Das mag weh tun, ist nun aber einmal so. Wenn es in Deutschland nichts Vergleichbares gibt, dann muss man eben nach China gehen und dort bestellen. Die KViP-Geschäftsführung tat ein solches und macht nun Schlagzeilen mit ihrem Bus, der völlig CO-2-neutral fährt. Bis zu 240 Kilometer weit reicht der Batteriesatz. Das wäre auch für die Strecke Uetersen-Kiel und zurück ausreichend. In der Landeshauptstadt hat sich der Modellversuch aus der Rosenstadt längst herumgesprochen. Wirtschaftsminister Reinhard Meyer wollte sich nun ein eigenes Bild von dem E-Bus machen und schaute gestern an der Bahnstraße vorbei.

Mehrere Sachen seien spannend, sagte er, während der Bus auf Tour war. Zum einen sei Schleswig-Holstein das erste Bundesland mit einem solchen Linienbus, wenn das ein Erfolg sei, werde die Nachfrage riesig sein und davon könnte auch Schleswig-Holstein profitieren. Immerhin werde im Land zwischen den Meeren auch im Bereich der Batteriekapazität geforscht.

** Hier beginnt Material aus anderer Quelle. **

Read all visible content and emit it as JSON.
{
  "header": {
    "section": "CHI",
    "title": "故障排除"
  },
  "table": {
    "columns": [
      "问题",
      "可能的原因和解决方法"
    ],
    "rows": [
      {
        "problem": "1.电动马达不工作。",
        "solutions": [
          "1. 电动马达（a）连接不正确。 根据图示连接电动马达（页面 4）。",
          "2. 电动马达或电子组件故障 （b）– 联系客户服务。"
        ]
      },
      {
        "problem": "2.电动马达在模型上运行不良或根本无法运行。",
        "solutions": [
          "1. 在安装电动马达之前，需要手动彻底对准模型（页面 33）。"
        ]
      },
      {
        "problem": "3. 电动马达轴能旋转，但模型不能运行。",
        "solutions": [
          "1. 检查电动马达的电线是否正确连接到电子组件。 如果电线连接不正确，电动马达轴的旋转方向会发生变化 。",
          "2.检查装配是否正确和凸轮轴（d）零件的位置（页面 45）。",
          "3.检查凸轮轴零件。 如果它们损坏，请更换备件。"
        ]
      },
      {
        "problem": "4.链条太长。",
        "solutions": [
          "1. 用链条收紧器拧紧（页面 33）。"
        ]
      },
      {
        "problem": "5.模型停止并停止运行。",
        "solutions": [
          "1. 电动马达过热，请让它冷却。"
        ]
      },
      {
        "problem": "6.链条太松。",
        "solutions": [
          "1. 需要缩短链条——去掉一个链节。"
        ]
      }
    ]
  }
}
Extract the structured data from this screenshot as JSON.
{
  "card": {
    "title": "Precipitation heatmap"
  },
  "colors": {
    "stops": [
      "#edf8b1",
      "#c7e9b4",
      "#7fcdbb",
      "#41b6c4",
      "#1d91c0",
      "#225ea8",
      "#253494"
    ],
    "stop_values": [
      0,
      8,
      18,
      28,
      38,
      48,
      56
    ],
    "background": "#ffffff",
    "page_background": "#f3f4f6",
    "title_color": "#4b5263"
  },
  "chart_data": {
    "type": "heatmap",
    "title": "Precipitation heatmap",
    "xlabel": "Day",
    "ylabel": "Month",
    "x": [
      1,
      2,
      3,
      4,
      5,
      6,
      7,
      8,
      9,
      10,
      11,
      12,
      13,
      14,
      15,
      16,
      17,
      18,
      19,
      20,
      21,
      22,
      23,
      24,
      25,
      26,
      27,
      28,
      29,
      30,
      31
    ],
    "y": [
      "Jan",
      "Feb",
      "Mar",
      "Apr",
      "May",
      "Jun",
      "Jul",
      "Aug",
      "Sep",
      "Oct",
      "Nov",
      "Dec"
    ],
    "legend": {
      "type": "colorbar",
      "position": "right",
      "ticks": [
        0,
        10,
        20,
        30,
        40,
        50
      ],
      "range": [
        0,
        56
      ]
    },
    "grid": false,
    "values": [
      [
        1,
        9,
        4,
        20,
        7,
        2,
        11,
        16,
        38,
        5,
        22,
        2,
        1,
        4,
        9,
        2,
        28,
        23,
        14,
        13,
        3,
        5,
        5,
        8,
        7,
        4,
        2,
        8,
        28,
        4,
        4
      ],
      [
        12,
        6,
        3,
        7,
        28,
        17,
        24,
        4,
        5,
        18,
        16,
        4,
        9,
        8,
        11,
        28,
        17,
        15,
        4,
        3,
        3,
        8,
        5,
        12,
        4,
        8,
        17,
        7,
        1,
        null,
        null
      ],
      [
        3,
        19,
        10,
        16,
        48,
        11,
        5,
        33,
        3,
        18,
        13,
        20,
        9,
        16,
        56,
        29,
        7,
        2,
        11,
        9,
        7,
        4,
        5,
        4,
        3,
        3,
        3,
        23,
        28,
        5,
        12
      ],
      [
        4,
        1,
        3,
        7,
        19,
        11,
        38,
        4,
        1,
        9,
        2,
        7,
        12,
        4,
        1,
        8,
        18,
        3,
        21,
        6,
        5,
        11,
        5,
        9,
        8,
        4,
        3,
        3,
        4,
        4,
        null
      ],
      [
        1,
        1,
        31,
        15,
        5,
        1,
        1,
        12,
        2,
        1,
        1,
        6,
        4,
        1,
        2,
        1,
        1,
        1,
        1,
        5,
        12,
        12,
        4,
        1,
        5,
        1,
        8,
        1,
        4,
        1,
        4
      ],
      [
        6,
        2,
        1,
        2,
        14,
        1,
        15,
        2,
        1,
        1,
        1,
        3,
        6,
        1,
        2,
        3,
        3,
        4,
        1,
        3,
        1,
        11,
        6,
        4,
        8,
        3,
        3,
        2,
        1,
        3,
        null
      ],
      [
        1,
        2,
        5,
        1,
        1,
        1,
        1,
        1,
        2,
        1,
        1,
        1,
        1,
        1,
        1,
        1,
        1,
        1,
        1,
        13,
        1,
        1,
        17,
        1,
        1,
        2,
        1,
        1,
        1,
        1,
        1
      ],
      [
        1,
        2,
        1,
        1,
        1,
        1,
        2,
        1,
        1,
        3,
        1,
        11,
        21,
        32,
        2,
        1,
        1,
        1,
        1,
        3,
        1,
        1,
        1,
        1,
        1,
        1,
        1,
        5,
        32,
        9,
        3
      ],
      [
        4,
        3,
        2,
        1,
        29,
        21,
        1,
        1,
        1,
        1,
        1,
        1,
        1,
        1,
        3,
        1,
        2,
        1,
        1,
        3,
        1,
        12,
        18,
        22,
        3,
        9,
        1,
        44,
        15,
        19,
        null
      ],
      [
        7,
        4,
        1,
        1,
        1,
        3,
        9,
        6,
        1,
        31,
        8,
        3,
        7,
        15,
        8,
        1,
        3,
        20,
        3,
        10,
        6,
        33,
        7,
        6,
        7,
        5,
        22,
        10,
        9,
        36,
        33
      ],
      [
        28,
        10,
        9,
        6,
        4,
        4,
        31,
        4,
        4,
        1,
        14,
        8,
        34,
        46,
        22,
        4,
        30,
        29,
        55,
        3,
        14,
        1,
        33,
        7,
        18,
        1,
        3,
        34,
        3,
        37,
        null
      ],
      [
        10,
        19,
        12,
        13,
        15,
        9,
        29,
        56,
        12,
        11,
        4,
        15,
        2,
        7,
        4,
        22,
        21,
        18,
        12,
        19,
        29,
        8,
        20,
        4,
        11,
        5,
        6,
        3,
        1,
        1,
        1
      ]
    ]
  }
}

Verlässliche Daten hinsichtlich der Praktikabilität werde es im April 2013 geben, so Jürgen Lamla, Geschäftsführer der KViP, der den Minister begleitete. Auch Schleswig-Holstein verfolge das Ziel der CO2-Reduktion. Die Elektromobilität beim ÖPNV sei dabei hilfreich, so der Minister. Bei der KViP ist eine völlige Umstellung auf E-Busse nicht ausgeschlossen. Platz für eine große Ladestraße (Ein Bus benötigt zwischen drei und sechs Stunden zum Auftanken) sei, so Lamla, vorhanden. In China habe man sich eine solche Station bereits angeschaut.

Der Wirtschaftsminister jedenfalls zeigte sich positiv beeindruckt. Und auch er wartet nun auf die Datenauswertung, die bei der kaufmännischen Zukunftsentscheidung bei der KViP mit Sicherheit eine Rolle spielen wird.